中国審査基準及び上記事例からすれば、最も近い先行技術を選択するにあたって、この選択を肯定するポジティブ要素もあれば、この選択を否定するネガティブ要素もある。
ポジティブ要素は次のものを含む。
(1) 技術分野が同一又は近い。
(2) より多くの構成が開示される。
(3) 解決しようとする課題、効果又は用途が最も近い。
ネガティブ要素は次のものを含む。
(1) 最も近い先行技術には、対象特許の実質的に解決しようとする課題はない。「3ステップ法」では、最も近い先行技術を改良するのは、最も近い先行技術にある課題、すなわち対象特許の実質的に解決しようとする課題を解決することを目的とする。適用場面等によって、最も近い先行技術に対象特許の実質的に解決しようとする課題がない場合、当業者には、この先行技術を改良する動機付けがないことから、対象特許の発明をなすことはできない。
(2) 当業者は相違点を最も近い先行技術に適用してその課題を解決できることを合理的に予見しにくい。この要素は主に化学分野等の予見性が弱い技術分野によく現れる。相違点を最も近い先行技術に組み合わせるのは、課題を解決するためである。当業者がこの組み合わせによって最も近い先行技術にある課題を解決できるかを判断できない場合、当業者には、このような組み合わせをする動機付けがないため、対象特許の発明をなすことはできない。
(3) 相違点を最も近い先行技術に組み合わせるには、技術上困難があるため、当業者がこの組み合わせを実現することができない。当業者は創意工夫をする能力を有しないので、相違点を最も近い先行技術に組み合わせるときには、多くの技術上困難を克服する必要があって、この組み合わせの実現が難しい場合、同様に対象特許の発明をなすことはできない。
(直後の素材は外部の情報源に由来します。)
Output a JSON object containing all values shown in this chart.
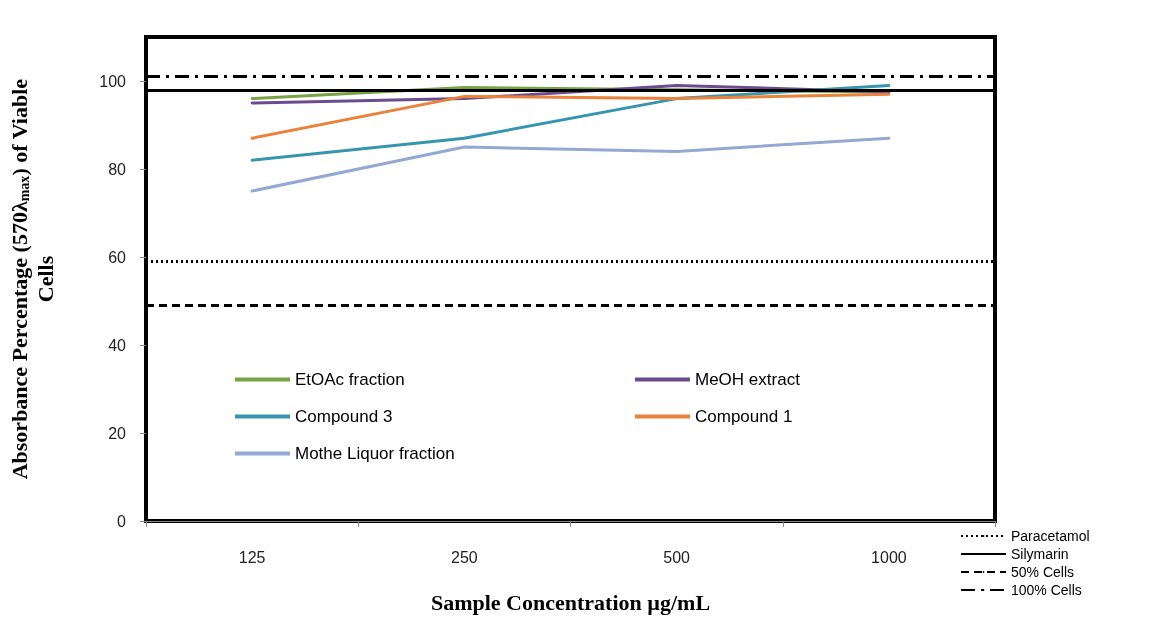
{
  "chart_data": {
    "type": "line",
    "xlabel": "Sample Concentration µg/mL",
    "ylabel": "Absorbance Percentage (570λ$_{max}$) of Viable Cells",
    "categories": [
      "125",
      "250",
      "500",
      "1000"
    ],
    "series": [
      {
        "name": "EtOAc fraction",
        "color": "#77a344",
        "values": [
          96,
          98.5,
          98,
          97.5
        ]
      },
      {
        "name": "MeOH extract",
        "color": "#6b4c8e",
        "values": [
          95,
          96,
          99,
          97.5
        ]
      },
      {
        "name": "Compound 3",
        "color": "#3596ad",
        "values": [
          82,
          87,
          96,
          99
        ]
      },
      {
        "name": "Compound 1",
        "color": "#e9823a",
        "values": [
          87,
          96.5,
          96,
          97
        ]
      },
      {
        "name": "Mothe Liquor fraction",
        "color": "#93a9d1",
        "values": [
          75,
          85,
          84,
          87
        ]
      }
    ],
    "ref_lines": [
      {
        "axis": "y",
        "value": 59,
        "label": "Paracetamol",
        "color": "#000000",
        "line_style": "dotted"
      },
      {
        "axis": "y",
        "value": 98,
        "label": "Silymarin",
        "color": "#000000",
        "line_style": "solid"
      },
      {
        "axis": "y",
        "value": 49,
        "label": "50% Cells",
        "color": "#000000",
        "line_style": "dashed"
      },
      {
        "axis": "y",
        "value": 101,
        "label": "100% Cells",
        "color": "#000000",
        "line_style": "dashdot"
      }
    ],
    "ylim": [
      0,
      110
    ],
    "yticks": [
      0,
      20,
      40,
      60,
      80,
      100
    ],
    "grid": false,
    "legend": "bottom",
    "marker": "none",
    "line_style": "solid"
  }
}
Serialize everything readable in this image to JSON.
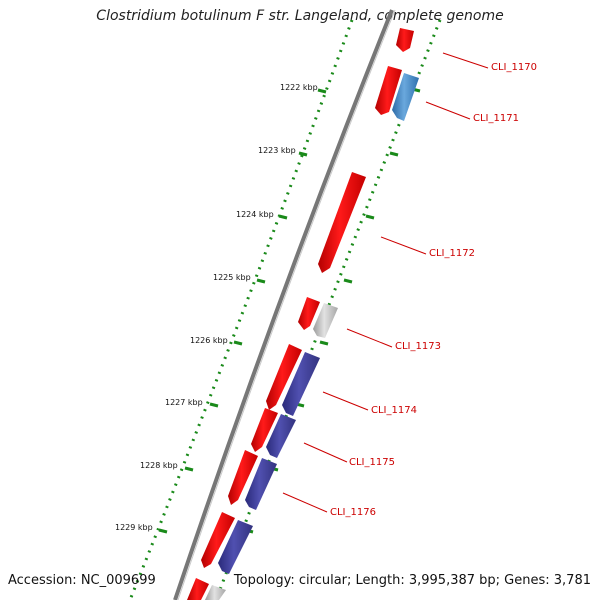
{
  "title": "Clostridium botulinum F str. Langeland, complete genome",
  "footer": {
    "accession": "Accession: NC_009699",
    "summary": "Topology: circular; Length: 3,995,387 bp; Genes: 3,781"
  },
  "ticks": [
    "1222 kbp",
    "1223 kbp",
    "1224 kbp",
    "1225 kbp",
    "1226 kbp",
    "1227 kbp",
    "1228 kbp",
    "1229 kbp"
  ],
  "genes": [
    "CLI_1170",
    "CLI_1171",
    "CLI_1172",
    "CLI_1173",
    "CLI_1174",
    "CLI_1175",
    "CLI_1176"
  ],
  "colors": {
    "cds_forward": "#ff0000",
    "cds_reverse": "#3f3f99",
    "highlight_blue": "#3b7fc0",
    "gray_feature": "#c8c8c8",
    "dotted_track": "#1a8a1a",
    "backbone": "#777777",
    "label": "#cc0000"
  }
}
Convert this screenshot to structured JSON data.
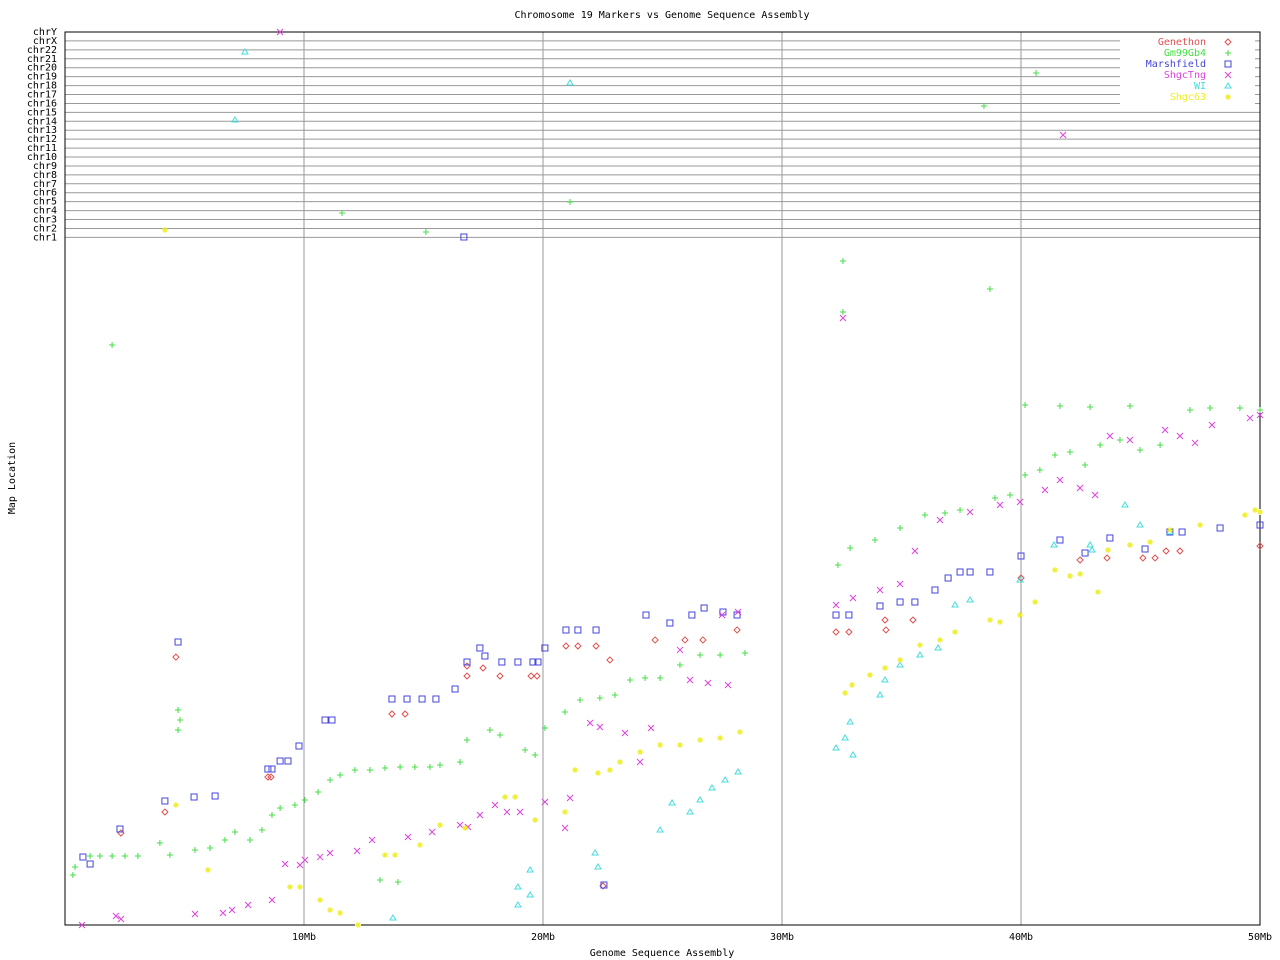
{
  "chart_data": {
    "type": "scatter",
    "title": "Chromosome 19 Markers vs Genome Sequence Assembly",
    "x_label": "Genome Sequence Assembly",
    "y_label": "Map Location",
    "xlim": [
      0,
      50
    ],
    "ylim": [
      0,
      100
    ],
    "xticks": [
      {
        "value": 10,
        "label": "10Mb"
      },
      {
        "value": 20,
        "label": "20Mb"
      },
      {
        "value": 30,
        "label": "30Mb"
      },
      {
        "value": 40,
        "label": "40Mb"
      },
      {
        "value": 50,
        "label": "50Mb"
      }
    ],
    "yticks": [
      {
        "value": 77,
        "label": "chr1"
      },
      {
        "value": 78,
        "label": "chr2"
      },
      {
        "value": 79,
        "label": "chr3"
      },
      {
        "value": 80,
        "label": "chr4"
      },
      {
        "value": 81,
        "label": "chr5"
      },
      {
        "value": 82,
        "label": "chr6"
      },
      {
        "value": 83,
        "label": "chr7"
      },
      {
        "value": 84,
        "label": "chr8"
      },
      {
        "value": 85,
        "label": "chr9"
      },
      {
        "value": 86,
        "label": "chr10"
      },
      {
        "value": 87,
        "label": "chr11"
      },
      {
        "value": 88,
        "label": "chr12"
      },
      {
        "value": 89,
        "label": "chr13"
      },
      {
        "value": 90,
        "label": "chr14"
      },
      {
        "value": 91,
        "label": "chr15"
      },
      {
        "value": 92,
        "label": "chr16"
      },
      {
        "value": 93,
        "label": "chr17"
      },
      {
        "value": 94,
        "label": "chr18"
      },
      {
        "value": 95,
        "label": "chr19"
      },
      {
        "value": 96,
        "label": "chr20"
      },
      {
        "value": 97,
        "label": "chr21"
      },
      {
        "value": 98,
        "label": "chr22"
      },
      {
        "value": 99,
        "label": "chrX"
      },
      {
        "value": 100,
        "label": "chrY"
      }
    ],
    "grid": true,
    "legend": "upper right",
    "series": [
      {
        "name": "Genethon",
        "color": "#e05050",
        "marker": "diamond",
        "x": [
          4.18,
          4.64,
          8.49,
          8.62,
          13.68,
          14.23,
          16.82,
          16.82,
          17.49,
          18.2,
          19.5,
          19.75,
          20.96,
          21.46,
          22.22,
          22.8,
          24.69,
          25.94,
          26.69,
          28.12,
          32.26,
          32.8,
          34.35,
          34.31,
          35.48,
          40.0,
          42.47,
          43.6,
          45.1,
          45.61,
          46.07,
          46.65,
          50.0,
          2.34,
          22.51
        ],
        "y": [
          12.65,
          30.0,
          16.57,
          16.57,
          23.63,
          23.63,
          27.88,
          29.0,
          28.78,
          27.88,
          27.88,
          27.88,
          31.24,
          31.24,
          31.24,
          29.68,
          31.92,
          31.92,
          31.92,
          33.04,
          32.81,
          32.81,
          33.04,
          34.15,
          34.15,
          38.86,
          40.87,
          41.1,
          41.1,
          41.1,
          41.88,
          41.88,
          42.44,
          10.3,
          4.37
        ]
      },
      {
        "name": "Gm99Gb4",
        "color": "#44dd44",
        "marker": "plus",
        "x": [
          0.33,
          0.42,
          1.05,
          1.46,
          1.97,
          2.51,
          3.05,
          1.97,
          3.97,
          4.39,
          4.73,
          4.73,
          4.81,
          5.44,
          6.07,
          6.69,
          7.11,
          7.74,
          8.24,
          8.66,
          9.0,
          9.62,
          10.04,
          10.59,
          11.09,
          11.51,
          12.13,
          12.76,
          13.39,
          14.02,
          14.64,
          15.27,
          15.69,
          16.53,
          16.82,
          17.78,
          18.2,
          19.25,
          19.67,
          20.08,
          20.92,
          21.55,
          22.38,
          23.01,
          23.64,
          24.27,
          24.9,
          25.73,
          26.57,
          27.41,
          28.45,
          11.59,
          15.1,
          21.13,
          32.34,
          32.85,
          33.89,
          34.94,
          35.98,
          36.82,
          37.45,
          38.91,
          39.54,
          40.17,
          40.79,
          41.42,
          42.05,
          42.68,
          43.31,
          44.14,
          44.98,
          45.82,
          47.07,
          47.91,
          49.16,
          50.0,
          40.17,
          41.63,
          42.89,
          44.56,
          32.55,
          32.55,
          38.7,
          38.45,
          40.63,
          13.18,
          13.93
        ],
        "y": [
          5.6,
          6.5,
          7.73,
          7.73,
          7.73,
          7.73,
          7.73,
          64.95,
          9.18,
          7.84,
          24.08,
          21.84,
          22.96,
          8.4,
          8.62,
          9.52,
          10.41,
          9.52,
          10.64,
          12.32,
          13.1,
          13.44,
          14.0,
          14.89,
          16.24,
          16.8,
          17.36,
          17.36,
          17.58,
          17.69,
          17.69,
          17.69,
          17.92,
          18.25,
          20.72,
          21.84,
          21.28,
          19.6,
          19.04,
          22.06,
          23.85,
          25.2,
          25.42,
          25.76,
          27.44,
          27.66,
          27.66,
          29.12,
          30.24,
          30.24,
          30.46,
          79.73,
          77.6,
          80.96,
          40.31,
          42.22,
          43.11,
          44.46,
          45.91,
          46.14,
          46.47,
          47.82,
          48.15,
          50.39,
          50.95,
          52.63,
          52.97,
          51.51,
          53.75,
          54.31,
          53.19,
          53.75,
          57.67,
          57.89,
          57.89,
          57.67,
          58.23,
          58.12,
          58.01,
          58.12,
          74.36,
          68.65,
          71.22,
          91.71,
          95.41,
          5.04,
          4.82
        ]
      },
      {
        "name": "Marshfield",
        "color": "#4444dd",
        "marker": "square",
        "x": [
          0.75,
          1.05,
          2.3,
          4.18,
          4.73,
          5.4,
          6.28,
          8.49,
          8.66,
          9.0,
          9.33,
          9.79,
          10.88,
          11.17,
          13.68,
          14.31,
          14.94,
          15.52,
          16.32,
          16.82,
          17.36,
          17.57,
          18.28,
          18.95,
          19.58,
          19.79,
          20.08,
          20.96,
          21.46,
          22.22,
          22.55,
          16.69,
          24.31,
          25.31,
          26.23,
          26.74,
          27.53,
          28.12,
          32.26,
          32.8,
          34.1,
          34.94,
          35.56,
          36.4,
          36.95,
          37.45,
          37.87,
          38.7,
          40.0,
          41.63,
          42.68,
          43.72,
          46.23,
          46.74,
          48.33,
          50.0,
          45.19
        ],
        "y": [
          7.61,
          6.83,
          10.75,
          13.89,
          31.69,
          14.33,
          14.45,
          17.47,
          17.47,
          18.37,
          18.37,
          20.04,
          22.96,
          22.96,
          25.31,
          25.31,
          25.31,
          25.31,
          26.43,
          29.45,
          31.02,
          30.12,
          29.45,
          29.45,
          29.45,
          29.45,
          31.02,
          33.03,
          33.03,
          33.03,
          4.48,
          77.04,
          34.71,
          33.82,
          34.71,
          35.5,
          35.05,
          34.71,
          34.71,
          34.71,
          35.72,
          36.17,
          36.17,
          37.51,
          38.86,
          39.53,
          39.53,
          39.53,
          41.32,
          43.11,
          41.66,
          43.34,
          44.01,
          44.01,
          44.46,
          44.79,
          42.11
        ]
      },
      {
        "name": "ShgcTng",
        "color": "#dd44dd",
        "marker": "cross",
        "x": [
          0.71,
          2.13,
          2.34,
          5.44,
          6.61,
          6.99,
          7.66,
          8.66,
          9.21,
          9.83,
          10.04,
          10.67,
          11.09,
          12.22,
          12.85,
          14.35,
          15.36,
          16.53,
          16.86,
          17.36,
          17.99,
          18.49,
          19.04,
          20.08,
          20.92,
          21.13,
          21.97,
          22.38,
          23.43,
          24.06,
          24.52,
          25.73,
          26.15,
          26.9,
          27.74,
          28.16,
          27.49,
          32.26,
          32.97,
          34.1,
          34.94,
          35.56,
          36.61,
          37.87,
          39.12,
          39.96,
          41.0,
          41.63,
          42.47,
          43.1,
          43.72,
          44.56,
          46.03,
          46.65,
          47.28,
          47.99,
          49.58,
          50.0,
          32.55,
          41.76,
          9.0
        ],
        "y": [
          0,
          1.01,
          0.67,
          1.23,
          1.34,
          1.68,
          2.24,
          2.8,
          6.83,
          6.72,
          7.28,
          7.61,
          8.06,
          8.29,
          9.52,
          9.85,
          10.41,
          11.2,
          10.97,
          12.32,
          13.44,
          12.65,
          12.65,
          13.77,
          10.86,
          14.22,
          22.62,
          22.17,
          21.5,
          18.25,
          22.06,
          30.8,
          27.44,
          27.1,
          26.88,
          35.05,
          34.71,
          35.83,
          36.62,
          37.51,
          38.19,
          41.88,
          45.35,
          46.25,
          47.03,
          47.37,
          48.71,
          49.83,
          48.94,
          48.15,
          54.76,
          54.31,
          55.43,
          54.76,
          53.98,
          55.99,
          56.77,
          57.11,
          67.97,
          88.47,
          100
        ]
      },
      {
        "name": "WI",
        "color": "#44dddd",
        "marker": "triangle",
        "x": [
          7.53,
          7.11,
          21.13,
          13.72,
          18.95,
          18.95,
          19.46,
          19.46,
          22.18,
          22.3,
          24.9,
          25.4,
          26.15,
          26.57,
          27.07,
          27.62,
          28.16,
          32.26,
          32.64,
          32.85,
          32.97,
          34.1,
          34.31,
          34.94,
          35.77,
          36.53,
          37.24,
          37.87,
          39.96,
          41.38,
          42.89,
          42.97,
          44.35,
          44.98,
          46.23
        ],
        "y": [
          97.76,
          90.15,
          94.29,
          0.78,
          4.26,
          2.24,
          6.16,
          3.36,
          8.06,
          6.5,
          10.64,
          13.66,
          12.65,
          14.0,
          15.34,
          16.24,
          17.13,
          19.82,
          20.94,
          22.73,
          19.04,
          25.76,
          27.44,
          29.12,
          30.24,
          31.02,
          35.83,
          36.39,
          38.63,
          42.55,
          42.55,
          41.99,
          47.03,
          44.79,
          44.01
        ]
      },
      {
        "name": "Shgc63",
        "color": "#eeee22",
        "marker": "star",
        "x": [
          4.18,
          4.64,
          5.98,
          9.41,
          9.83,
          10.67,
          11.09,
          11.51,
          12.26,
          13.39,
          13.81,
          14.85,
          15.69,
          16.74,
          18.41,
          18.83,
          19.67,
          20.92,
          21.34,
          22.3,
          22.8,
          23.22,
          24.06,
          24.9,
          25.73,
          26.57,
          27.41,
          28.24,
          32.64,
          32.93,
          33.68,
          34.31,
          34.94,
          35.77,
          36.61,
          37.24,
          38.7,
          39.12,
          39.96,
          40.59,
          41.42,
          42.05,
          42.47,
          43.22,
          43.64,
          44.56,
          45.4,
          46.23,
          47.49,
          49.37,
          49.79,
          50.0
        ],
        "y": [
          77.83,
          13.44,
          6.16,
          4.26,
          4.26,
          2.8,
          1.68,
          1.34,
          0,
          7.84,
          7.84,
          8.96,
          11.2,
          10.86,
          14.33,
          14.33,
          11.76,
          12.65,
          17.36,
          17.02,
          17.36,
          18.25,
          19.37,
          20.16,
          20.16,
          20.72,
          20.94,
          21.61,
          25.98,
          26.88,
          28.0,
          28.78,
          29.68,
          31.35,
          31.92,
          32.81,
          34.15,
          33.93,
          34.71,
          36.17,
          39.75,
          39.08,
          39.31,
          37.29,
          41.99,
          42.55,
          42.89,
          44.23,
          44.79,
          45.91,
          46.47,
          46.25
        ]
      }
    ]
  }
}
(4) 相違点を最も近い先行技術に組み合わせると、当該先行技術の発明が実施できなくなるか、又は本来の発明の目的に反する。当業者が相違点を最も近い先行技術に組み合わせるのは、先行技術の発明を改良するためであるので、この組み合わせによって先行技術の発明が実施できなくなるか、又は本来の発明の目的に反することになると、当業者には、両者を組み合わせる動機付けがないことを意味し、対象特許の発明をなすことはできない。上記事例では、特許権者は主にこのネガティブ要素の観点から反論している。
上記ネガティブ要素について、中国審査基準に明確な規定はない。上記記載は中国審査基準の規定及び弊所の実務経験に基づいてまとめたものである。中国特許実務では、これらネガティブ要素が争点になることはよくある。特許権者も無効審判請求人も自分の主張を有効にするために、これら要素を十分検討すべきである。
5.むすび
最も近い先行技術を選択するにあたって、ポジティブ要素及びネガティブ要素を総合的に判断し、なるべくネガティブ要素が避けられる最も近い先行技術を選択すべきである。当然、ネガティブ要素のある最も近い先行技術を証拠として無効審判を請求しても、無効審判が失敗になることを意味していない。これらネガティブ要素について十分検討することにより、その不利な影響を小さくして無効化の勝算を高めることができる。そして、複数の証拠を組み合わせることも無効化の勝算アップにつながる。